Moore explains how companies get tied up in managing Context (which used to be their Core) and cannot extract valuable resources from managing and maintaining Context to working on their Core. That is why Kodak cannot afford to dedicate as many resources on traditional films (which used to be their Core) and have to embrace the digital photo world. They are starting to do so; their acquisition of Ofoto is an indication of their new direction.

Now where is open source in all these theories, you may ask? Well, Moore thinks that OSS is definitely happening. Popular projects like Linux, Apache and JBoss have crossed the chasm in his view.

Here is the bottom line: OSS is wonderful because it helps IT organizations take a huge amount of Context off their plate. It will vacuum mission critical Context off the table and help them focus their energy on the Core.

Moore mentions Microsoft as an example; they have to manage 30 million lines of code by themselves. Contrast that with Apple which uses a BSD-licensed flavor or Unix as the kernel of its operating system and focuses its resources on its core: building the best and the friendliest user interface on the market.

In essence Geoffrey's message is simple: Use OSS as a great (and reliable now that it has crossed the chasm) tool to manage Context and focus on your Core. Eventually, this Core will become Context, you simply move up the value chain by innovating and offering a new Core and using more OSS to take care of your commoditized Context.

Simple and enlightening, isn't it?

Tuesday, May 17, 2005

ObjectWeb's salvation

ObjectWeb is a not-for-profit consortium co-founded in 2002 by Bull, France Telecom and INRIA to foster development and adoption of next generation open-source middleware in the industry. The consortium today counts over 50 corporate (including Orbeon) and academic members from three continents and federates a community of thousand individuals from about 80 countries.

Today I read this press release that talks about ObjectWeb reaching out to China via the Guangzhou Middleware Research Center (GMRC). GMRC has about 80 researchers dedicated to developing and promoting middleware technologies, including Java application servers. For those of us who don't know Guangzhou, it's a province near Hong Kong known as one of the most technologically advanced regions in China, with 39 universities and colleges and the highest level of PC penetration in the country.

GMRC's director Hongbo Xu said that China is very serious about OSS not necessarily because of the development model or the quality of the software, but because of the "independence" it brings from foreign vendors. This confirms the trend I had talked about in this post.

ObjectWeb is best known for its open source Java application server, called JonAS. Backed and distributed by Red Hat, JonAS is still far behind the leader JBoss (
backed by HP, Novell, Unisys, CA and others). I thought that this partnership with GMRC (which will provide localized software and documentation for ObjectWeb projects) to expand in China was a very smart move. We all know that an average success in China can mean millions of users. ObjectWeb is quite successful in EU but has a hard time cracking the middleware US market dominated by JBoss. Why not conquer Asia?

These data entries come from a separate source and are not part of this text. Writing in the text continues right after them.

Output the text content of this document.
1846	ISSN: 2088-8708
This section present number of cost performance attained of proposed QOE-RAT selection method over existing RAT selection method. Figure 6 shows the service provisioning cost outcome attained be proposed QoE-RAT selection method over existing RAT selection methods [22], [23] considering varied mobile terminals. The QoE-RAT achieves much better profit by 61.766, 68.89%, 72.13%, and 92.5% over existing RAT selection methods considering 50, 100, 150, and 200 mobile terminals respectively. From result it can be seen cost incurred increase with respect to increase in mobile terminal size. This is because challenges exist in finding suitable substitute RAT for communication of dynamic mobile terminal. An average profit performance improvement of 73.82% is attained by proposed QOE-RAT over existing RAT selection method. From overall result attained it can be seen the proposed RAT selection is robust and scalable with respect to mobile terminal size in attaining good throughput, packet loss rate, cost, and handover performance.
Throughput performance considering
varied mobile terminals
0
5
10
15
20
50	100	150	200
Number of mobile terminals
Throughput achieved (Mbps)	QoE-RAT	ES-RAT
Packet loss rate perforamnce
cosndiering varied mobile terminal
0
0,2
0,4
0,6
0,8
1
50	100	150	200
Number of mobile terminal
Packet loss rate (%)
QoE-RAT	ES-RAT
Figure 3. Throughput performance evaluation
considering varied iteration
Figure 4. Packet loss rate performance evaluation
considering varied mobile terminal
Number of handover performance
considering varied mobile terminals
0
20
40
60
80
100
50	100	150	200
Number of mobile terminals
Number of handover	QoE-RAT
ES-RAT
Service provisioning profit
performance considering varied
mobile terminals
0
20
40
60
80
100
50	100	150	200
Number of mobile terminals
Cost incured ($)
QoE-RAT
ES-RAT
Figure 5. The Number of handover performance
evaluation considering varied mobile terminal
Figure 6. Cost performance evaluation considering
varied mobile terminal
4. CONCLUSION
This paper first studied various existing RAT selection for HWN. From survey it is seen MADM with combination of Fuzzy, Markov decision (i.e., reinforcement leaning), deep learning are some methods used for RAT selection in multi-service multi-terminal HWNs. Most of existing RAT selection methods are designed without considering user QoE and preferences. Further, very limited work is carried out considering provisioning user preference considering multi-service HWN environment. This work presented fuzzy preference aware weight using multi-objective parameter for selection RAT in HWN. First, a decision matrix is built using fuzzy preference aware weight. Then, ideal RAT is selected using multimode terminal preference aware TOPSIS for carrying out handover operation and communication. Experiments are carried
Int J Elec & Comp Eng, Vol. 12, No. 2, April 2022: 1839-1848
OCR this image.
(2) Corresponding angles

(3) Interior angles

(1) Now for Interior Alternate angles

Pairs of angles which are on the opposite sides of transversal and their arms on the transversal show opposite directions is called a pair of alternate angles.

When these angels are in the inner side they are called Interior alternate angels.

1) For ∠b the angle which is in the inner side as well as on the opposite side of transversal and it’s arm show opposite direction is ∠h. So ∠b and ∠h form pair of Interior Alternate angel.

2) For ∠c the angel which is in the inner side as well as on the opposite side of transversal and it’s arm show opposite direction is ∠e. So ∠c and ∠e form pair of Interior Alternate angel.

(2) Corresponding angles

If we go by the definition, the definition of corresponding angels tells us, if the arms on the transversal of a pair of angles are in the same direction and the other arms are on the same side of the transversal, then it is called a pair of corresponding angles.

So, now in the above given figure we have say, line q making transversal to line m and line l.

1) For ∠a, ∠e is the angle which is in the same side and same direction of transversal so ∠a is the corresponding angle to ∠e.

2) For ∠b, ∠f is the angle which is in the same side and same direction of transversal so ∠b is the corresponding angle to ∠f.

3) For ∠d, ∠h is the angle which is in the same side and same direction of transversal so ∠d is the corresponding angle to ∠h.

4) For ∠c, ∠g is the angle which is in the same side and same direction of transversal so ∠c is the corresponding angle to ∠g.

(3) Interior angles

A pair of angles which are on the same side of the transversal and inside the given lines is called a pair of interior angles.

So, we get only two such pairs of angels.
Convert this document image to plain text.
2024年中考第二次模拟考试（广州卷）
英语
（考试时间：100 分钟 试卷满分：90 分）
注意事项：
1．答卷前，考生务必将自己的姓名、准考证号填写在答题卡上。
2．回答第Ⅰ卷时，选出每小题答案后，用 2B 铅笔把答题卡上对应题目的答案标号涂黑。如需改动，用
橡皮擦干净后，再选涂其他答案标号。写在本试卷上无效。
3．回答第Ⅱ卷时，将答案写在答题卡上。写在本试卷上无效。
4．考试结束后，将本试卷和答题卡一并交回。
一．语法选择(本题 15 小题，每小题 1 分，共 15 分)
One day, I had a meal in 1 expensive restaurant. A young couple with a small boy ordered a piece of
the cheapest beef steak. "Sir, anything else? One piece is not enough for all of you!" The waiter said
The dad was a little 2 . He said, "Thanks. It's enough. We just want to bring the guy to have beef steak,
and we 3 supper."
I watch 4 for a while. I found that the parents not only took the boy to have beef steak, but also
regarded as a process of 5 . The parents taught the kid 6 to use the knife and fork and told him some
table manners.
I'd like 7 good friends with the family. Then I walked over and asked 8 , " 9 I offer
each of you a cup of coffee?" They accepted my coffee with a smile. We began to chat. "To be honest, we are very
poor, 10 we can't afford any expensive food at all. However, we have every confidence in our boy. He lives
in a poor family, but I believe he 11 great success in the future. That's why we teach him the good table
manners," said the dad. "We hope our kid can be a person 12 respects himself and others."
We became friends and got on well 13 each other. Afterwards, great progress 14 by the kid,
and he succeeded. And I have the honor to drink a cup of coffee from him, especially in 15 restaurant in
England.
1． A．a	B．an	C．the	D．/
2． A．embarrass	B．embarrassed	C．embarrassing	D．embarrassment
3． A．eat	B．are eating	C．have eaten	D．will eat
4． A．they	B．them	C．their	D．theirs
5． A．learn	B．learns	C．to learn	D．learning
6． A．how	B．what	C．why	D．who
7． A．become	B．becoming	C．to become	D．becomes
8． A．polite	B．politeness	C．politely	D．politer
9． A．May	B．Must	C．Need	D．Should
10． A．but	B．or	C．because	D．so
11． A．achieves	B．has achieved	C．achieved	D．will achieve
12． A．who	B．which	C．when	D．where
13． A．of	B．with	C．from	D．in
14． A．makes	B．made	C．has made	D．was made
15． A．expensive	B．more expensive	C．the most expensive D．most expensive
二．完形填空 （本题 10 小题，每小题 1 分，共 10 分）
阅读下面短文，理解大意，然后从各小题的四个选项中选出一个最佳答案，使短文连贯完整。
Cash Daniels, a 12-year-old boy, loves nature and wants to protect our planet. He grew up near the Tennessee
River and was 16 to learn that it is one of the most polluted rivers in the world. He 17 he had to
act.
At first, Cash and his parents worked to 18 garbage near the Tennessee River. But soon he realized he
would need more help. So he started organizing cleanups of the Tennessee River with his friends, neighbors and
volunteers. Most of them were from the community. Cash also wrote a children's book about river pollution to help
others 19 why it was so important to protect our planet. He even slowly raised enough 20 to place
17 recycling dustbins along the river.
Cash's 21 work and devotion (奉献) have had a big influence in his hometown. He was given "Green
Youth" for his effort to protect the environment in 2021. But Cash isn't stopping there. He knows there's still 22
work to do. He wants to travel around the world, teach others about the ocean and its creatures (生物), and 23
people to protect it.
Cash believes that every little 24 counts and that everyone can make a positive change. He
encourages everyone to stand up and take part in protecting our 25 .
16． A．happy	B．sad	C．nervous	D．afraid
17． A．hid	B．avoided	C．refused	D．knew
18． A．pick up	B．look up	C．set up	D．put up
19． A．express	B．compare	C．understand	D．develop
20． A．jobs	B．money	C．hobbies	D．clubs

In this press release I also learned that the partnership goes beyond ObjectWeb and GMRC. The French and Chinese governments announced their decision to leverage open-source software to expand Sino- French scientific and industrial cooperation on information technologies. Middleware was identified as a key enabling technology for e-commerce, e-government and e-learning.

Let's see how this plays out in the mid to long term, will it really help increase ObjectWeb's popularity in Asia, an area currently dominated by IBM and BEA? Will it get JonAS closer to JBoss? It may sound like a stretch but why not?